You can use a HELOC for almost anything you want — and everyone’s financial situation is different. However, there are some situations when this type of borrowing can make more sense for homeowners — and some situations where it likely isn’t the right idea.
Here are some common situations where taking out a home equity loan could be the right choice. But before taking out a HELOC for one of these purposes, carefully weigh all your options and consider discussing your plans with a financial adviser or credit counselor.
Home Renovations and Improvements
Home renovations and home improvements upgrade your living space to increase property values, correct problems or make your space more livable. Projects could include anything from putting on a new roof to adding an additional bedroom. And they can be expensive, with many upgrades or repairs costing tens of thousands of dollars.
A HELOC can be a good way to pay for these projects precisely because home improvements generally increase the value of your home. You’re building equity when you remodel, even as you’re taking equity out.

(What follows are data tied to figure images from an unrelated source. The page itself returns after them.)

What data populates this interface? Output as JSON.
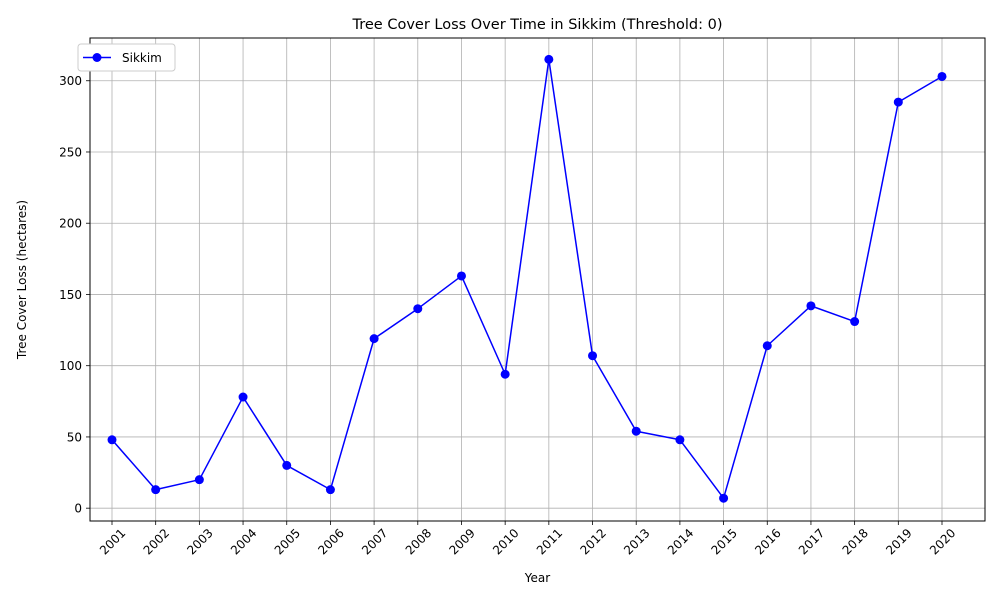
{
  "chart_data": {
    "type": "line",
    "title": "Tree Cover Loss Over Time in Sikkim (Threshold: 0)",
    "xlabel": "Year",
    "ylabel": "Tree Cover Loss (hectares)",
    "categories": [
      "2001",
      "2002",
      "2003",
      "2004",
      "2005",
      "2006",
      "2007",
      "2008",
      "2009",
      "2010",
      "2011",
      "2012",
      "2013",
      "2014",
      "2015",
      "2016",
      "2017",
      "2018",
      "2019",
      "2020"
    ],
    "series": [
      {
        "name": "Sikkim",
        "color": "#0000ff",
        "marker": "circle",
        "values": [
          48,
          13,
          20,
          78,
          30,
          13,
          119,
          140,
          163,
          94,
          315,
          107,
          54,
          48,
          7,
          114,
          142,
          131,
          285,
          303
        ]
      }
    ],
    "ylim": [
      -9,
      330
    ],
    "yticks": [
      0,
      50,
      100,
      150,
      200,
      250,
      300
    ],
    "grid": true,
    "legend": "top-left"
  }
}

Since you can withdraw funds from your HELOC as you complete your project, you can also borrow only as much as you need at each project stage. This helps keep total interest costs down.
Finally, your interest may also be tax deductible if you itemize on your taxes and are using HELOC proceeds to substantially improve the home securing the loan. That’s less money coming out of your pocket.
>> Related: Read more about using a HELOC for home improvement
Debt Consolidation
If you have multiple credit cards or other high-interest debt, you may be able to use a HELOC to consolidate or refinance these accounts. This involves using the funds from your line of credit to pay back other lenders, essentially replacing multiple debts with one new loan at a lower interest rate.
A HELOC can be a good option for debt consolidation because it can substantially reduce your rates. The average interest rate on credit cards was 20.68% in May 2023, according to data from the Federal Reserve. But HELOC rates in the current market are typically in the 7% to 10% range, according to our research.
That means paying off expensive credit card debt with cheaper funds from a HELOC can lower your monthly payment, making paying off your debt more affordable.
Using a HELOC to combine multiple existing loans into one also usually simplifies repayment. You’ll have just one monthly payment to your HELOC lender instead of many creditors to keep track of. You won’t have to choose which debt to focus on repaying first, and total monthly payments may even be lower.
>> Related: Learn more about using a HELOC to pay off credit card debt
Education Expenses
Federal student loans are often an ideal way to pay for educational expenses. Most students can qualify regardless of credit score, benefit from affordable fixed rates and qualify for important borrower protections including income-driven payment options. You may even become eligible for loan forgiveness through certain programs.
However, sometimes you won’t qualify for federal student aid, perhaps because you’re attending school for less than half the time. Or you may not be able to borrow enough to fund your degree due to loan limits. A HELOC is another option in these situations. Since you have more flexibility in how HELOC funds are used, you can use your line of credit to pay for expenses you can’t cover with student loans.
A HELOC may also be a more affordable alternative than some private student loans, which can have interest rates topping 15%, depending on credit score and income. Some private loans do offer competitive financing, though. Be sure to compare options if you’re considering using a home equity line of credit for educational expenses.
Emergency Expenses
Emergency expenses are a fact of life. A car may break down, or an appliance may need to be repaired. Some homeowners may have an emergency fund to cover surprise expenses, but that’s not always the case.
If you’re faced with an unexpected expense you can’t pay for, a HELOC can be a more affordable option than a credit card or payday loan.
It does take time to get approved for a HELOC, though — generally two to six weeks. So if you suspect you may want to use a home equity line of credit to cover emergency expenses, it’s best to apply for one early.
Since you don’t have to access your line of credit immediately once approved, you may choose to open a HELOC before you’re facing a financial need and wait until you need funds to begin accessing the money.